Results: Adverse radiation effects were observed as soon as 4 weeks post-SRS on contrast-enhanced CT scan imaging. Compared to control, antibiotic treatment significantly reduced contrast-enhancing lesion volumes at 4 and 6 weeks post-SRS. On histology, antibiotic treated mice showed reduced radiation necrosis changes compared to control. The antibiotic effect on radiation was found to be mainly driven by genomic signature changes in astrocyte and microglial cells but not vascular endothelium. Antibiotic treated mice had increased concentration of microbiome-derived tryptophan metabolites. To determine whether decreased AREs were associated with tryptophan metabolites, another set of mice were gavaged tryptophan metabolites during SRS treatment. Tryptophan metabolites significantly reduced ARE lesion volumes compared to control.
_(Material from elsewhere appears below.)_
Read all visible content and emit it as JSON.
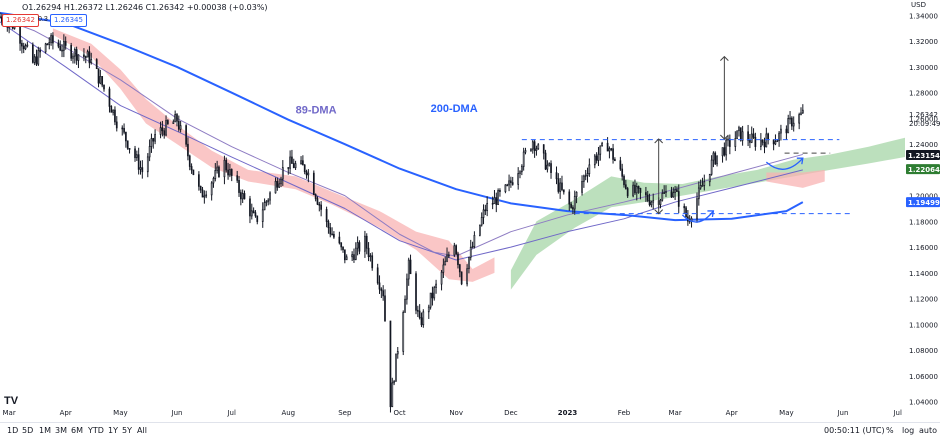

Conclusion: We have shown that radiation damage to the NVU can be altered by the gut-brain axis. This mechanism of radioprotection from gut-derived metabolites acting on the NVU can prevent AREs and possibly allow for more efficient administration of SRS. This novel mechanism defines a new level of physiologic control of the BBB that has implications to multiple diseases of the head and neck.